Comparing 5G and Leased Lines? 9 Differences To Consider
There are significant differences between Leased lines and 5G. Here are main ones:
Leased Line vs 5G Mobile
Geographic Availability
Leased lines are available to almost 100% of UK business premises. Data published by Opensignal for the period 01/01/2020 to 21/04/2020 showed 5.52% of 5G phone users in the UK could connect via 5G. Or to put it another way, 5G was dire. Bear in mind that 4G first arrived in the UK in October 2012, and seven-and-a-half years later, the coverage of 4G seen by Opensignal for that same period, by users with 4G phones, was 89.5% for all mobile networks as a group. So, it's not going to get close to 100% for another decade. In fact, the availability difference is even greater than this at present, as leased lines tend to be needed indoors, where fibre-leased lines can be installed within buildings, into comms rooms full of metal racks, areas where 5G signals will struggle to reach without an external antenna being installed.
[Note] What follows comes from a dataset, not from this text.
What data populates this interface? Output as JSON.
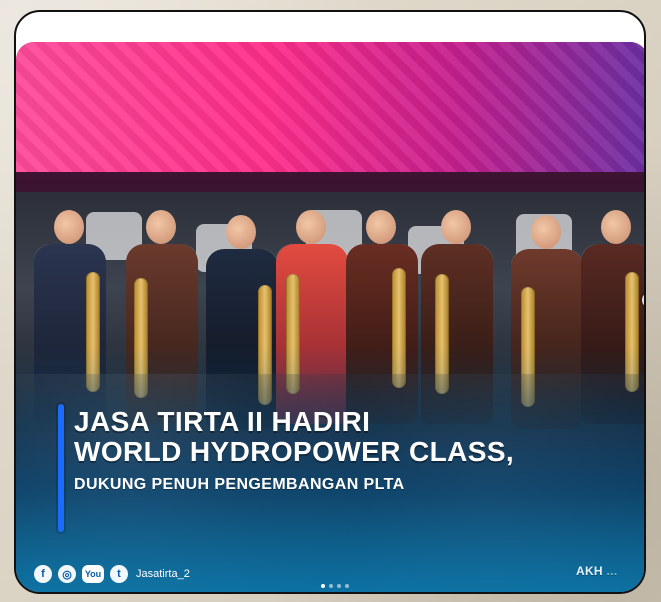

The UK Government's decision to limit the role played by Chinese telecoms giant Huawei within the UK telecoms network will slow down the UK roll-out of 5G, as operators such as BT (aka EE), Vodafone, O2 and Three are forced to replace some existing Huawei 5G kit with equipment from alternative vendors such as Nokia and Ericsson.
Latency
In theory, there's essentially no difference between 5G and leased lines when it comes to latency - a big change from 4G where latency is massively higher than is the case with fibre leased lines.
In practice, in the UK, 5G latency is often significantly higher than it is in lab conditions, e.g. 20+ ms compared to 1ms in the lab, so in practice, leased lines continue to offer lower levels of latency than 5G.
Download Speed
Leased lines can offer download speeds of up to 10,000 Mbps. Opensignal found that for the period 01/01/2020 to 21/04/2020 the average UK 5G download speed was 138.1 Mbps, i.e. around a 70th of that.
Upload Speed
Leased lines offer upload speeds of up to 10 gigabits per second. Opensignal found that for the period we've just mentioned, the average UK 5G upload speed was Ookla, that runs speedtest.net found that in the UK, for a period prior to November 2019 when it published the data, the UK's average 5G speed test results were 19.24Mbps upstream, i..e. around 500 times slower than a 10Gbps leased line. And probably slower than that, as the Ookla samples showed an average UK 5G download speed of 176Mbps downstream, but the broader Opensignal tests saw only 138.1Mbps, meaning the people that test via speedtest.net are probably a bit more likely than most typical UK users to be in an area with faster-than-typical 5G connectivity.
Contention
Leased lines are uncontended, i.e. all the available bandwidth is dedicated to you, whereas 5G mobile signals are contended, with data throughput varying as other customers use the same 5G mobile phone mast.
Target Market
Leased lines are generally ordered by businesses. 5G mobile broadband is mainly ordered by consumers and micro-SMEs. In terms of businesses in fixed locations, 4G/5G is likely to be of interest mainly of interest as a backup to ADSL/FTTC/FTTP broadband, so businesses can continue to take credit card and debit card payments even when their primary broadband connection goes down. It's also likely to be popular with popup retail usings, and businesses where workers move - e.g. logistics firms, firms employing field support staff, firms employing field sales staff. 5G is likely to also be used as a 'pre-ethernet' alternative - to tide companies that can get 5G over until their fibre leased line is installed, after 3 or 4 calendar months.
Reliability
5G signals are far less reliable than wired leased lines as 5G is adversely impacted by watery weather, buildings and trees, whereas almost all leased lines send their signals in cables underground out of harms way. Most leased lines use very reliable fibre-optic cables. However some lower-bandwidth leased lines use EFM to send signals over copper wires, making such lines subject to electrical interference and slightly less reliable than fibre-optic alternatives.
Traffic Throttling
Leased lines are unlimited, allowing you to transmit data as much as you like, upstream and downstream, day and night. 5G isn't like that. Unlimited tariffs tend to come with a 'fair usage' policy that limit use, resulting in traffic throttling or a cut-off of service.
Prior notice of service outages
Leased line providers will tend to warn you in advance about planned work to their network. 5G providers tend not to give you such warning.